The speaker driver is the element at the very heart of the speaker which transforms electrical impulses into soundwaves. They vibrate back and forth when power is applied from an amplifier. It’s clear, then, that good quality speaker drivers – which vibrate freely – are essential to creating a quality sound. In a surround sound system, you would typically have a number of different drivers focused on different frequency ranges; in a smaller arrangement or portable speakers, there are normally just a couple of drivers covering the full range.
The range over which an audio component can effectively produce a useable and uniform, undistorted output signal.
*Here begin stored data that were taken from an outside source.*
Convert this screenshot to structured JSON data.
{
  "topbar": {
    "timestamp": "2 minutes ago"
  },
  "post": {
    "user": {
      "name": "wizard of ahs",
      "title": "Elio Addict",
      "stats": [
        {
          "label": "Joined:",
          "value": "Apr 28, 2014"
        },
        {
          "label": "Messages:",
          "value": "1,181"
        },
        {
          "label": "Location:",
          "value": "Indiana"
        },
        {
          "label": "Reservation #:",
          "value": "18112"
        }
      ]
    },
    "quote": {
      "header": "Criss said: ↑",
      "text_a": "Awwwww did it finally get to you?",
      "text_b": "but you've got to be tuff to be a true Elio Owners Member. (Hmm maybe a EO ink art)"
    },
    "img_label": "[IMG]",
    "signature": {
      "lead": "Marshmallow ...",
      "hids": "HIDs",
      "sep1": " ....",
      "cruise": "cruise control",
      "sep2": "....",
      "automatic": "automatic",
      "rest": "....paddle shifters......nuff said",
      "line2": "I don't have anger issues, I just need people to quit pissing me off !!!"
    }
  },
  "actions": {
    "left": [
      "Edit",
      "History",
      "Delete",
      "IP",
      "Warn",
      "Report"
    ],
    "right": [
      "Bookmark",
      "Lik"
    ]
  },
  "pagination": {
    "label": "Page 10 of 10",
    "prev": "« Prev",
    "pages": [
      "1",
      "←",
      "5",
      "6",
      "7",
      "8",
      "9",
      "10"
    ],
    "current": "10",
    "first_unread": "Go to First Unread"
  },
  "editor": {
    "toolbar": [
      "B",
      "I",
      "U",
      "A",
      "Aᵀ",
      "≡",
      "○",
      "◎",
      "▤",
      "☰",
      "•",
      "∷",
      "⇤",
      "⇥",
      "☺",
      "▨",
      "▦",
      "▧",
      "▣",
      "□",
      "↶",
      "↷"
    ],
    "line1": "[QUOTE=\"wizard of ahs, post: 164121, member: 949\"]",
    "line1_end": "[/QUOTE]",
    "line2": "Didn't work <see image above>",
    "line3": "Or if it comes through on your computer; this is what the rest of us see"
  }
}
The human ear responds to frequencies from approximately 20 to 20,000 cycles-per-second, or Hertz. A speaker's frequency response indicates how much of that range can be reproduced. Though clearly a broader frequency response gives a more nuanced sound, most sounds are towards the middle of this range so speakers with a narrower frequency response can be adequate for many uses.
Lithium-ion batteries are commonly used in consumer electronics. They are one of the most popular types of rechargeable battery for portable electronics, with one of the best energy densities, no memory effect, and a slow loss of charge when not in use.
The range of frequencies above bass and below treble that our ears are most sensitive to, which includes most vocal and instrumental sounds. Sometimes refers to a driver designed to reproduce these frequencies.
The amount of continuous power, measured in watts, that an amplifier produces is called RMS power. The higher the RMS figure, the louder and cleaner your music sounds. Average power ratings (e.g. 100W total RMS) provide a more realistic assessment of your amp's performance than peak power (e.g 400W peak/dynamic power), since an amp can only sustain peak power for a short period of time.
Small speakers generally used as surround speakers placed or mounted in different locations around a room for a home cinema setup. Because they tend to have limited bass response, they are often designed to be used with a matching subwoofer.
Speaker ports are the holes typically found in the back of speakers. Their role is to enhance the bass sound: in simple terms, the low frequencies of the speaker are produced by the movement of air through the port, rather than from the driver pushing air back and forth (although it is the driver movement that is causing the air in the port to move).
A speaker specially designed to reproduce a range of very low frequencies only (the bass). A "powered subwoofer" includes a built-in amplifier to drive the speaker.